More recently, the work of Morinaga (4) on the use of a Doppler transducer to locate hemorrhoidal arteries and its effectiveness in the management of symptomatic piles is gaining consideration. In fact, the idea of decreasing the vascular supply to the hemorrhoidal plexus is far from being new, and even sclerotherapy is somehow based on this principle. Moreover, in the early 1970s the role of arteriovenous anastomoses in the pathogenesis of piles was recognized (11,12). The theoretical grounds of DGHAL have been sufficiently proven and served Galkin et al. (13) for treating symptomatic hemorrhoids with good results by endovascular embolization of the upper hemorrhoidal artery.

Apart from the already-mentioned innovative paper by Morinaga, a review of the literature shows few studies on DGHAL, none in our country. In a pioneering study on 60 patients (14), significant symptom relief was achieved in 90% of them, with a minimal rate of complications (the commonest was perirectal thrombosis); there were no cases of impacted feces, urinary retention, or incontinence disturbances. However, the study did not rely on a homogeneous series of patients, and the inclusion of patients complaining of grade-II hemorrhoids may explain the good overall results with a failure rate of just 3.3%.

In our study, we decided to include only patients with permanent prolapsed piles or prolapsed piles that needed manual reduction, as in these cases the surgical indication deserves little discussion and DGHAL has to prove its benefits; there are much less aggressive techniques (banding, sclerotherapy, etc.) for grades I and II, and these should be the first-line treatment. Using this selection criteria, in our hands the procedure obtained good or very good results in 78% of cases. Considering only grade-III hemorrhoids, results were good or very good in 90% of patients. On the other hand, an interesting piece of data from our study, which should be taken cautiously due to the small number of cases, is that DGHAL has little if any value for permanent prolapsed hemorrhoids; in such cases, a different technique should be offered.

Our results are similar to those presented by Arnold et al. (15) in the largest series on DGHAL reported thus far. The study is based upon 105 patients, 78 cases with grade III and 9 cases with grade IV hemorrhoids. Overall the technique failed in 10.4% of cases; this rate increased to near 70% in the grade-IV group.

A randomized study came out recently (16) comparing DGHAL versus hemorrhoidectomy. DGHAL showed much less anal pain, shorter hospital stays, and early return to work. Long-term recurrence rates were similar in both techniques.

According to our study, we support these results. In fact, all patients from our series were nearly pain-free after the operation, and were able to return to their normal life immediately. The most frequent postoperative complaints were mild anal discomfort, tenesmus, and limited rectal bleeding.

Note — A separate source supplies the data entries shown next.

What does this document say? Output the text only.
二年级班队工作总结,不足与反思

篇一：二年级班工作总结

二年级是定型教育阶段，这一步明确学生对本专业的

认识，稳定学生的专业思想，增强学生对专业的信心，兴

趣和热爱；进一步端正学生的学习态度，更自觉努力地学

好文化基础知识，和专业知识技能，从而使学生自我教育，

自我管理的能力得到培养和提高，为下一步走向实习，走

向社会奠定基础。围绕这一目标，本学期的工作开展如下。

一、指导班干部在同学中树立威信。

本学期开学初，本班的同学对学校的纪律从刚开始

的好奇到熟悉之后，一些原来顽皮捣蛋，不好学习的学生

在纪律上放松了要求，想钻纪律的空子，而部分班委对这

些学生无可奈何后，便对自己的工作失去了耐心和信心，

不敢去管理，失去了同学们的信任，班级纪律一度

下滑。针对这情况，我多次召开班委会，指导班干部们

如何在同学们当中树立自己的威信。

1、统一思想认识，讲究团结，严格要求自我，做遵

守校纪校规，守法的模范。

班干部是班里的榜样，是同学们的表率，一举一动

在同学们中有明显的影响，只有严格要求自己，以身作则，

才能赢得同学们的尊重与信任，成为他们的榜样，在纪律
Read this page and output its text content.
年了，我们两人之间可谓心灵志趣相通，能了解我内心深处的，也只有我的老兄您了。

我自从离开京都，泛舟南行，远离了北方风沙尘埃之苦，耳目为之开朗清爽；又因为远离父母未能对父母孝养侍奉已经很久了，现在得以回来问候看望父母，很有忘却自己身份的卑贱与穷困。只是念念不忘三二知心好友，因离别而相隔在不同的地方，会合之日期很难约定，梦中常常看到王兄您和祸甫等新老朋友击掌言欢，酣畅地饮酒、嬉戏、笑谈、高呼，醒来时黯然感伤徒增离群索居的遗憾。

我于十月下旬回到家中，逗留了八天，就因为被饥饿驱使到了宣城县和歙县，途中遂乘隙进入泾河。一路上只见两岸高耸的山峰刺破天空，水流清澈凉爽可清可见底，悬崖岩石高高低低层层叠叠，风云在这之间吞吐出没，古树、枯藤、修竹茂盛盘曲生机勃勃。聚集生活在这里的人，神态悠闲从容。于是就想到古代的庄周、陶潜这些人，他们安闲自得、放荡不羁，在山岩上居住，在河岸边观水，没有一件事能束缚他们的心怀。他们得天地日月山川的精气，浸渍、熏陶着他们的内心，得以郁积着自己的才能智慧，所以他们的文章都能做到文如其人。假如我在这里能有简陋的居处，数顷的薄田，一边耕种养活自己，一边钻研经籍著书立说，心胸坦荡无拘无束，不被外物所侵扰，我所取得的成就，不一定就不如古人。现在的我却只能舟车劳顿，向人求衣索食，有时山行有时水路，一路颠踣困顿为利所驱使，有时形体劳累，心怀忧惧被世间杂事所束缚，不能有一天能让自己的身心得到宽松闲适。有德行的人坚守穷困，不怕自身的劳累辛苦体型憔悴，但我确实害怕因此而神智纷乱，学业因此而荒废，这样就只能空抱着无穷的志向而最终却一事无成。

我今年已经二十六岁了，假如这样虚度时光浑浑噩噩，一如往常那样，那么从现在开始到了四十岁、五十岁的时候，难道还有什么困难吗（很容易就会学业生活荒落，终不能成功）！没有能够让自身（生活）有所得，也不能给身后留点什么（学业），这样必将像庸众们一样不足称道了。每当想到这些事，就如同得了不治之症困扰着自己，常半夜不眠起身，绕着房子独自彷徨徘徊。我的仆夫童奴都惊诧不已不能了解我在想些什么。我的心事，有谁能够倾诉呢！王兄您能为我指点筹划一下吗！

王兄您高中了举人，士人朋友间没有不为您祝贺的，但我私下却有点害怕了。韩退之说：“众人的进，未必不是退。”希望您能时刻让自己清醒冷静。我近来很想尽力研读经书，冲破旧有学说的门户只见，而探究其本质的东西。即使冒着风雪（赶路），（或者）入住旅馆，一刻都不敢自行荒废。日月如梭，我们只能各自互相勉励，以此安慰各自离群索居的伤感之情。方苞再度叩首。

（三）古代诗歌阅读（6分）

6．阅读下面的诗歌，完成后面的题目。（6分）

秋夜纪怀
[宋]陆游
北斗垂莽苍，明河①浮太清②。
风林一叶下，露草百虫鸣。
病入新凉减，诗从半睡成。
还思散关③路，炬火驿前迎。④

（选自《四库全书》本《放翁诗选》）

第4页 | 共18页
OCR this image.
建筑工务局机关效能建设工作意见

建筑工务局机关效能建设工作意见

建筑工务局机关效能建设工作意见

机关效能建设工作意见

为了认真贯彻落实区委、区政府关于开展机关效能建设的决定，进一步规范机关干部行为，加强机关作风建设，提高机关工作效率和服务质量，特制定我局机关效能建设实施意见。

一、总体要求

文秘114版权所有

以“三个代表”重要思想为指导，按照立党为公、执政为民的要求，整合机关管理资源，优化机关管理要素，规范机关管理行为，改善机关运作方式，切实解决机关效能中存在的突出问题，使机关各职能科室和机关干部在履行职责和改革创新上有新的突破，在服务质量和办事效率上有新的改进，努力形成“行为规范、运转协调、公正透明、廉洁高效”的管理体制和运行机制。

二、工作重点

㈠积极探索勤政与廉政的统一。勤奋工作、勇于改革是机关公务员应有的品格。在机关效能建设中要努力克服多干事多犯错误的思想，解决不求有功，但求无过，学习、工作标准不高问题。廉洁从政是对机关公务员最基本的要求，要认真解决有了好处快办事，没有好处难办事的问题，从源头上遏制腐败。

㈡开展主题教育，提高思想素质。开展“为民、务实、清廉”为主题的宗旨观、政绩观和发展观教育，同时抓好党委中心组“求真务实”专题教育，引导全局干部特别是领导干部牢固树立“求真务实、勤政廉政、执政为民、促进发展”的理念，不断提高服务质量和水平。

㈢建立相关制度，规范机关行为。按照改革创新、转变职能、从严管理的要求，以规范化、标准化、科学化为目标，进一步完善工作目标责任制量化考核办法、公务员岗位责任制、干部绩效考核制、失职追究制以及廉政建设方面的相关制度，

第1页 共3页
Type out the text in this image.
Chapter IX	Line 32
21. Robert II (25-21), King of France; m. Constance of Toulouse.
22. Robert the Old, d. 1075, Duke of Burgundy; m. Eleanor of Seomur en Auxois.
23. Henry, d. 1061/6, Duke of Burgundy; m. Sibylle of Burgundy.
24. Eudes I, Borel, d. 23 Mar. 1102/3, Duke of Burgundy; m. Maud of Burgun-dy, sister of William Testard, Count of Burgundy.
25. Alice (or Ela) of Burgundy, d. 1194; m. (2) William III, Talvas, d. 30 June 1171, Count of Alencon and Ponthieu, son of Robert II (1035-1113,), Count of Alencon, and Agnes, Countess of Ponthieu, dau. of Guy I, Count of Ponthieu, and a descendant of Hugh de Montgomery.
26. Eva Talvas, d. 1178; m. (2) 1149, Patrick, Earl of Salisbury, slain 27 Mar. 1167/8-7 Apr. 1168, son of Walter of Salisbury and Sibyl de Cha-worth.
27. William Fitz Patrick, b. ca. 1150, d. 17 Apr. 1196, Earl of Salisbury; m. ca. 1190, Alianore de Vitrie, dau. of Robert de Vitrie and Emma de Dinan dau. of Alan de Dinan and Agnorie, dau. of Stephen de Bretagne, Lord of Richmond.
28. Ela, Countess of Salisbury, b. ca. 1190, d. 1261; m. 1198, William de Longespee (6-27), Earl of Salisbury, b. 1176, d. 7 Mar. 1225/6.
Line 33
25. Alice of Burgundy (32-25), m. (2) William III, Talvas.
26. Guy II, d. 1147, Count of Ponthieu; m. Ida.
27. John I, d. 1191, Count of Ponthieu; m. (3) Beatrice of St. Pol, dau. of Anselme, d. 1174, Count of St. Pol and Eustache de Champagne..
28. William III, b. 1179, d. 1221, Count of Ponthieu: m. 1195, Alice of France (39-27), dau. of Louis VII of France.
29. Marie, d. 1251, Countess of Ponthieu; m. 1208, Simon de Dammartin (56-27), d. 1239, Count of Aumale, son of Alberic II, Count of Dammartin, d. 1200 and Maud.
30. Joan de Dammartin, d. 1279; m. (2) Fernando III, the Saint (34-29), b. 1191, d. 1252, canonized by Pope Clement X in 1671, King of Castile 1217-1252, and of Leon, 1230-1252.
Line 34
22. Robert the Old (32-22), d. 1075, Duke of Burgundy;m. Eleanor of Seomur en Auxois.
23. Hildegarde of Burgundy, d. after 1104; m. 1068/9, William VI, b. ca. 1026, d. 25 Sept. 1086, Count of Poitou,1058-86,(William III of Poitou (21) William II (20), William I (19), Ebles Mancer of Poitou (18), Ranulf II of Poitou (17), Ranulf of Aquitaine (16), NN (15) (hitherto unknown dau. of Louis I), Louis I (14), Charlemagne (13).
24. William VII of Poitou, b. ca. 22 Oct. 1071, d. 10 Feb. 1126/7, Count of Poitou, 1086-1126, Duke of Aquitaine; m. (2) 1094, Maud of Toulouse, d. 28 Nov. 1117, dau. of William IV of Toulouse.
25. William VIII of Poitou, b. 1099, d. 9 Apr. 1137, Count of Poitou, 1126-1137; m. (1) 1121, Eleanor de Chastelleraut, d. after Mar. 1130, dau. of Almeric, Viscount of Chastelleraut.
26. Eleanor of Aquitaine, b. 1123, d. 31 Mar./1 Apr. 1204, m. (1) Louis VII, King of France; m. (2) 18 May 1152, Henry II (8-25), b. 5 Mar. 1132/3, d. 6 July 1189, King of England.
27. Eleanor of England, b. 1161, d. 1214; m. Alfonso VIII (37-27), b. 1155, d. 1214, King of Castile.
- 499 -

For most authors DGHAL failures result from poor technique performance, leaving behind an arterial branch unsutured. In this regard, Aigner et al. (17) showed in a detailed work that the terminal branches of the superior rectal artery have frequent unexpected variants. They pointed out the necessity of suturing all these branches for a correct procedure. Certainly, we agree on this analysis, but most failures happen in grade-IV patients; in such cases the main problem is a mucosal prolapse (not bleeding), and even with an appropriate technique the prolapsed mucosa remains in place, along with symptoms.

In conclusion, DGHAL is a simple and well-tolerated, easy to use technique with few postoperative complications. It has proven highly effective when used on patients with grade-III hemorrhoids.